To some extent, the role of captain of the port is analogous to that of a harbourmaster.

==United Kingdom==
In the Royal Navy, the captain of the port was the officer, usually with the rank of captain, responsible for the day-to-day running of a Naval Dockyard under the authority of the admiral-superintendent. He usually also held the position of Queen's or King's harbourmaster and was directly responsible for the captain's department, which among other things operated the yard craft.

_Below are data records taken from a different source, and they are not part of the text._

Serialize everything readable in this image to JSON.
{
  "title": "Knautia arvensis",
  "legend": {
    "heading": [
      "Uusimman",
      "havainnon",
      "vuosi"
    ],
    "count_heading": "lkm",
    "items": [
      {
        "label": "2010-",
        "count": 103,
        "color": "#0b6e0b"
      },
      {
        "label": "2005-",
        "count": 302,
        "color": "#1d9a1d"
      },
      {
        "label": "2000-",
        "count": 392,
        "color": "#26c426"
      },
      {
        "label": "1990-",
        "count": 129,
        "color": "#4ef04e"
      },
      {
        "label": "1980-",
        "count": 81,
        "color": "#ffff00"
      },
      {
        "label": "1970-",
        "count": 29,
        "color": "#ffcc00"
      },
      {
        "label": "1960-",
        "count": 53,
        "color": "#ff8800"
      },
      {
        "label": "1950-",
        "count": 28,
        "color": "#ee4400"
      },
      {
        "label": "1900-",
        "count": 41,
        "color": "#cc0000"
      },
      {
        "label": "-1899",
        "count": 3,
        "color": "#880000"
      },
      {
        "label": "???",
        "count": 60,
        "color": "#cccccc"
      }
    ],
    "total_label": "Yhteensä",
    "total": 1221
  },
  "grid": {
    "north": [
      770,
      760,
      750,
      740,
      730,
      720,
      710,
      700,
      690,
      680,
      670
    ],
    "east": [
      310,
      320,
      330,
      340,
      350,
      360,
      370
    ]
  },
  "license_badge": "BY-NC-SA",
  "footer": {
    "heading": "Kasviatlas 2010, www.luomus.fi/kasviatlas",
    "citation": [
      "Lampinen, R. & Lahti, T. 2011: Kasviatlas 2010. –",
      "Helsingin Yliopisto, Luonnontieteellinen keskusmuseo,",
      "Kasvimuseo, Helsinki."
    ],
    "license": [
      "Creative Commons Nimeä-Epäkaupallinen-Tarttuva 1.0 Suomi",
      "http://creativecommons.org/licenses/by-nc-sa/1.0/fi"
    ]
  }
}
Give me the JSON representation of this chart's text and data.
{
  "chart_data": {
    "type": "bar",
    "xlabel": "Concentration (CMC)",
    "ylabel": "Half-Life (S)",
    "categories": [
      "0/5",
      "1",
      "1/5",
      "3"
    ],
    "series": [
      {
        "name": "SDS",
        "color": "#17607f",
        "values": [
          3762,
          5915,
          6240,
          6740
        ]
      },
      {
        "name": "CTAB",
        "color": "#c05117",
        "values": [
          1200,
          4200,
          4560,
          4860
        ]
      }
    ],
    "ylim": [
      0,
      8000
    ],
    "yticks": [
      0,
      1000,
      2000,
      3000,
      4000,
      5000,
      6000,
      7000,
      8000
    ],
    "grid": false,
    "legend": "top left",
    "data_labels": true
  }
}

From the 1650s until the mid-nineteenth century, the position was known as master attendant, and ranked immediately below that of Navy Commissioner. Occupants of the office were required to be "skilful in all affairs requisite in the looking after, equipping and setting out of State ships", for which they initially received an annual wage of between £90 and £100 plus accommodation. The office was often combined with that of harbourmaster, and existed until the second half of the 19th century, when occupants (in common with Royal Naval masters) began to be commissioned with the rank of staff captain. From the early twentieth century, the equivalent appointment became staff captain (dockyard), then captain of the dockyard, and finally captain of the port from 1969.

==United States==

In the United States, the captain of the port is usually the United States Coast Guard sector commander. Captain of the port duties involve enforcing within their respective areas port safety and security and marine environmental protection regulations, including regulations for the protection and security of vessels, harbors, and waterfront facilities; anchorages; security zones; safety zones; regulated navigation areas; deepwater ports; water pollution; and ports and waterways safety.